Is a human Bilski’s machine or an article capable of Bilski’s transformation?  If you answered yes to either question, then you would that hold a human is eligible subject matter for patenting,  cf.  35 U.S.C. § 101, a hot-potato issue.   If you answered no, then you might think that claim 2 is not eligible for patenting or that claim 2’s administering necessarily transforms Compound X.

Stop.  Not all compounds transform when administered.  So, Bilski’s transformation test might lead to different results depending on the properties of Compound X.  For example, if, on one hand, Compound X is an active ingredient that does not transform in the human until after its activity (treating Disease Y) starts, then Bilski’s transformation test might force one to hold that claim 2 is ineligibile for lacking a machine or transformation.  But if, on the other hand, Compound X is a prodrug that transforms to the active ingredient after administering, as opposed to the active-ingredient itself, then Bilski’s transformation test might hold that claim 2 is eligibile.

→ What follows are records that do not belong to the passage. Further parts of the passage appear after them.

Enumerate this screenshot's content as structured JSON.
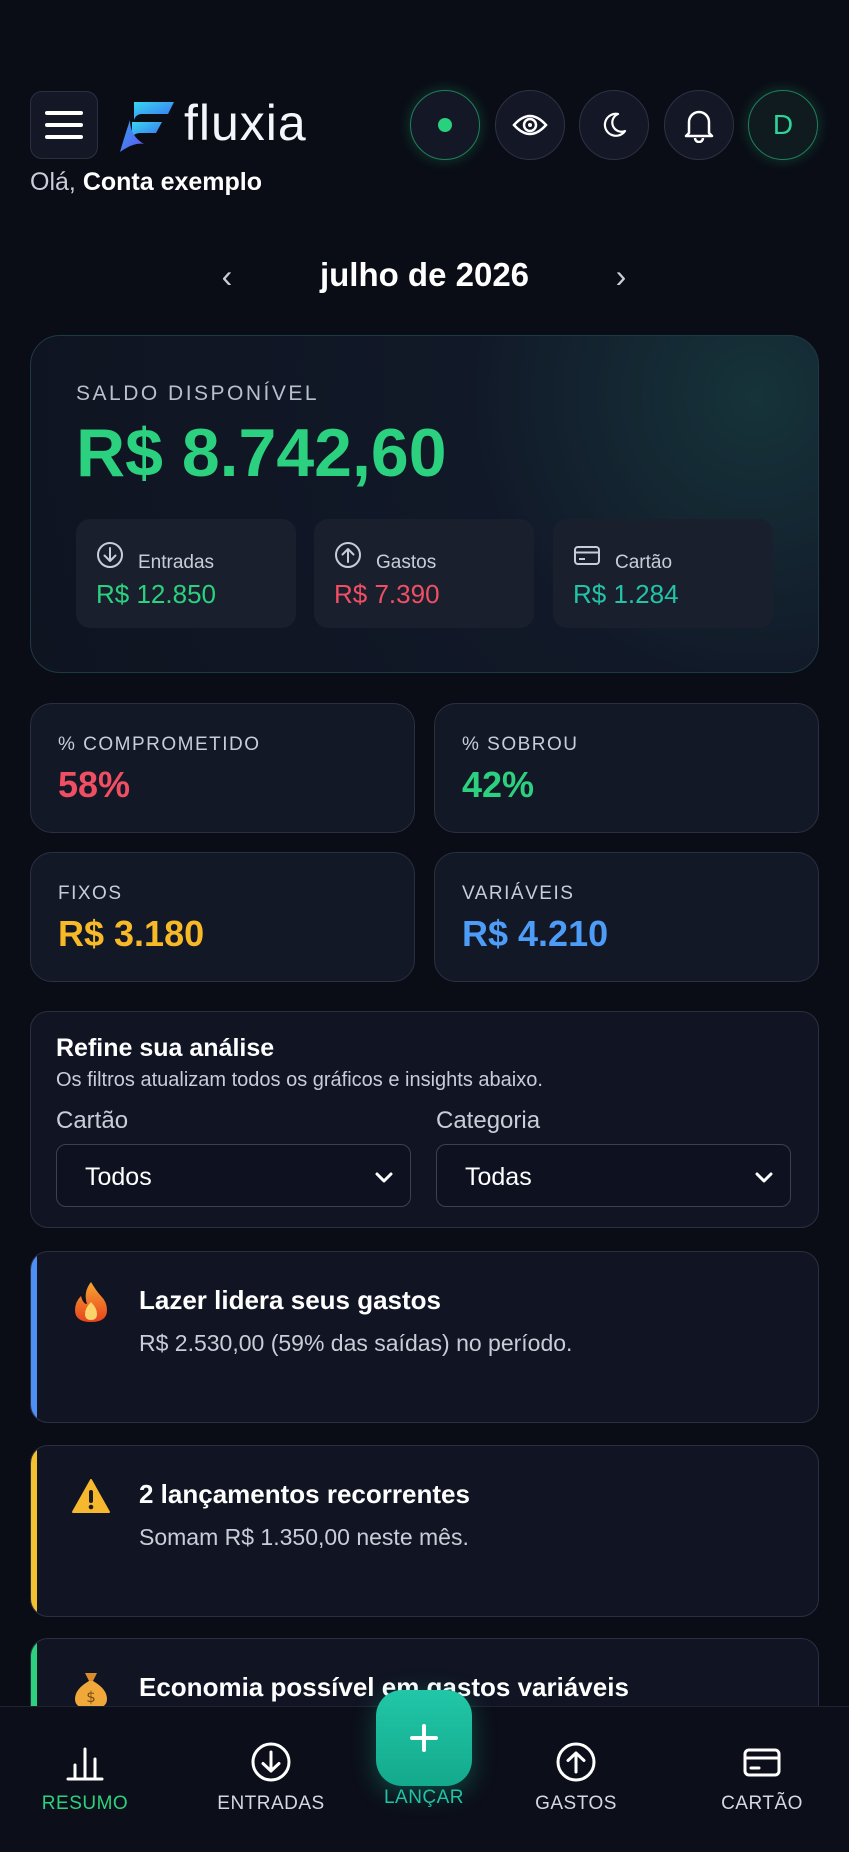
{
  "app": {
    "name": "fluxia"
  },
  "header": {
    "greeting_prefix": "Olá,",
    "user_name": "Conta exemplo",
    "avatar_initial": "D",
    "icons": [
      "menu-icon",
      "status-dot-icon",
      "eye-icon",
      "moon-icon",
      "bell-icon"
    ]
  },
  "period": {
    "label": "julho de 2026",
    "prev": "‹",
    "next": "›"
  },
  "balance": {
    "label": "SALDO DISPONÍVEL",
    "value": "R$ 8.742,60",
    "color": "#2bd17e",
    "items": [
      {
        "label": "Entradas",
        "value": "R$ 12.850",
        "color": "#2bd17e",
        "icon": "arrow-down-circle-icon"
      },
      {
        "label": "Gastos",
        "value": "R$ 7.390",
        "color": "#f04f63",
        "icon": "arrow-up-circle-icon"
      },
      {
        "label": "Cartão",
        "value": "R$ 1.284",
        "color": "#22c3a6",
        "icon": "credit-card-icon"
      }
    ]
  },
  "stats": [
    {
      "label": "% COMPROMETIDO",
      "value": "58%",
      "color": "#f04f63"
    },
    {
      "label": "% SOBROU",
      "value": "42%",
      "color": "#2bd17e"
    },
    {
      "label": "FIXOS",
      "value": "R$ 3.180",
      "color": "#f7b928"
    },
    {
      "label": "VARIÁVEIS",
      "value": "R$ 4.210",
      "color": "#4d9cf7"
    }
  ],
  "filters": {
    "title": "Refine sua análise",
    "subtitle": "Os filtros atualizam todos os gráficos e insights abaixo.",
    "card_label": "Cartão",
    "card_value": "Todos",
    "category_label": "Categoria",
    "category_value": "Todas"
  },
  "insights": [
    {
      "icon": "fire-icon",
      "title": "Lazer lidera seus gastos",
      "text": "R$ 2.530,00 (59% das saídas) no período.",
      "accent": "#4d8ff7"
    },
    {
      "icon": "warning-icon",
      "title": "2 lançamentos recorrentes",
      "text": "Somam R$ 1.350,00 neste mês.",
      "accent": "#f2c12e"
    },
    {
      "icon": "money-bag-icon",
      "title": "Economia possível em gastos variáveis",
      "text": "",
      "accent": "#2bd17e"
    }
  ],
  "bottom_nav": {
    "items": [
      {
        "label": "RESUMO",
        "icon": "bar-chart-icon",
        "active": true
      },
      {
        "label": "ENTRADAS",
        "icon": "arrow-down-circle-icon"
      },
      {
        "label": "LANÇAR",
        "icon": "plus-icon"
      },
      {
        "label": "GASTOS",
        "icon": "arrow-up-circle-icon"
      },
      {
        "label": "CARTÃO",
        "icon": "credit-card-icon"
      }
    ],
    "fab_symbol": "+"
  }
}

Thus, Bilski’s transformation test could lead to a crazy result.  While claim 2 might be Bilski eligible if Compound X were a prodrug, claim 2 might be Bilski ineligible if compound X were an active ingredient.  Now really, would a prodrug/active-ingredient distinction be a proper basis for eligibility?  It might be under Bilski’s machine/transformation test, unless humans are eligible subject matter for patenting, because they are Bilski’s machines and/or articles capable of transformation.

Feel any tension in your face?  If so, you’re likely familar with settled expectations of biotech.